Naquele ano, o reabastecimento havia sido permitido pela primeira vez desde 1983 – e ao contrário de onze anos antes, agora ele vinha mais ostensivo, mais presente, tal qual o é nos dias de hoje. As próprias roupas anti-chamas evidenciam isto. A regra foi modificada pela FIA, com o aval das equipes. Cogitou-se voltar atrás após o acidente, com o qual todos concordaram, menos a Ferrari, que naquela época estava comprometida historicamente com motores V12, mais pesados e beberrões, óbvios beneficiários do regulamento.

Posteriormente constatou-se que a Benetton havia retirado uma válvula de segurança no equipamento que bombeava combustível para o tanque do carro. Isso deixava os pit stops da equipe mais rápidos. A equipe declarou que tal alteração era ratificada por Charlie Whiting, delegado técnico da FIA, jogando a culpa para a Intertechnique, fabricante única do equipamento. A empresa rebateu imediatamente: todas as modificações teriam que passar por ela, o que não ocorreu.

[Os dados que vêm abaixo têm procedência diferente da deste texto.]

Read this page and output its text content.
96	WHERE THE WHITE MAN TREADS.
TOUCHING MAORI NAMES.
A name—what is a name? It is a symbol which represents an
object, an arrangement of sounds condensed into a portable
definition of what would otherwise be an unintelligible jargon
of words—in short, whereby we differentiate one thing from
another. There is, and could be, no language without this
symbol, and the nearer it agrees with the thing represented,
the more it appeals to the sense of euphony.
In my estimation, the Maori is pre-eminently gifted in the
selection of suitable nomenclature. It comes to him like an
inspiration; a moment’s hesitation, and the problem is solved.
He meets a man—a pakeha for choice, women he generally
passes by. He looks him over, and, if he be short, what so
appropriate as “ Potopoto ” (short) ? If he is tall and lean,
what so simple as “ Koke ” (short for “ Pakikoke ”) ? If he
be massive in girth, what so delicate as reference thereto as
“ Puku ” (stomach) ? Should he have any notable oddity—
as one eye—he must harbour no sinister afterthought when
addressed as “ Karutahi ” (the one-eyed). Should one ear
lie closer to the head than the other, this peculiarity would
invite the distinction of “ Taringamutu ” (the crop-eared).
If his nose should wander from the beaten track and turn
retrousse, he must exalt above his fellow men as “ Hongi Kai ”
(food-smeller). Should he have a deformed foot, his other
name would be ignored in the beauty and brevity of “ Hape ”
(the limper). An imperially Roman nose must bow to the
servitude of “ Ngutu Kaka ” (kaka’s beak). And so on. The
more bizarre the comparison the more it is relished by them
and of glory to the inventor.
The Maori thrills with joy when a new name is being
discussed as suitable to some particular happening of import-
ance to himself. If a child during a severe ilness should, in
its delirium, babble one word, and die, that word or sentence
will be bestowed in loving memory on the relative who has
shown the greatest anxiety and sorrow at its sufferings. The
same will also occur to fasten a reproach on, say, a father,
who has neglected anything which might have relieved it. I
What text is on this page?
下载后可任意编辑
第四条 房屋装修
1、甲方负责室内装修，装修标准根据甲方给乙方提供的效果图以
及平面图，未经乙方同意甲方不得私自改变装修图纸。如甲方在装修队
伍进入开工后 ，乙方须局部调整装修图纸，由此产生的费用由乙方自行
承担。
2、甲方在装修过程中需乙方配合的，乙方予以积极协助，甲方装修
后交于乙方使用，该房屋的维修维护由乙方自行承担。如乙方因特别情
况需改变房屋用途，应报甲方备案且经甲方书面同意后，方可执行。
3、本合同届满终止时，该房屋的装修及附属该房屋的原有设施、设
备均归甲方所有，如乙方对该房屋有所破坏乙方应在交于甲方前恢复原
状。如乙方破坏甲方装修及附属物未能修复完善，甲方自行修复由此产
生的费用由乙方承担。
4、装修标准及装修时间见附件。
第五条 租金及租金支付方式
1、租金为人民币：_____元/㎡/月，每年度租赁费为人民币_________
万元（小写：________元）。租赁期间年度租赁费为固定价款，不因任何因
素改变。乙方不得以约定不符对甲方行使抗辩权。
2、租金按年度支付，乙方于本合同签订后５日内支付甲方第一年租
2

A Benetton já enfrentava nos tribunais a ação que impediria Schumacher de correr duas provas, por ter ultrapassado carros durante a volta de formação. Era uma pena exagerada que, especula-se, seria uma forma de puni-la pelos dispositivos eletrônicos proibidos embutidos em seus bólidos, que os comissários técnicos não eram capazes de provar. No imbróglio, jamais houve uma punição declarada pela irregularidade no reabastecimento.

Um acidente impune, cujas medidas preventivas jamais foram tomadas. Também neste ponto o episódio de Verstappen condensa toda aquela temporada de 1994: o desmedido, o desnecessário, a impressão amarga de que todos os martírios não serviram para nada.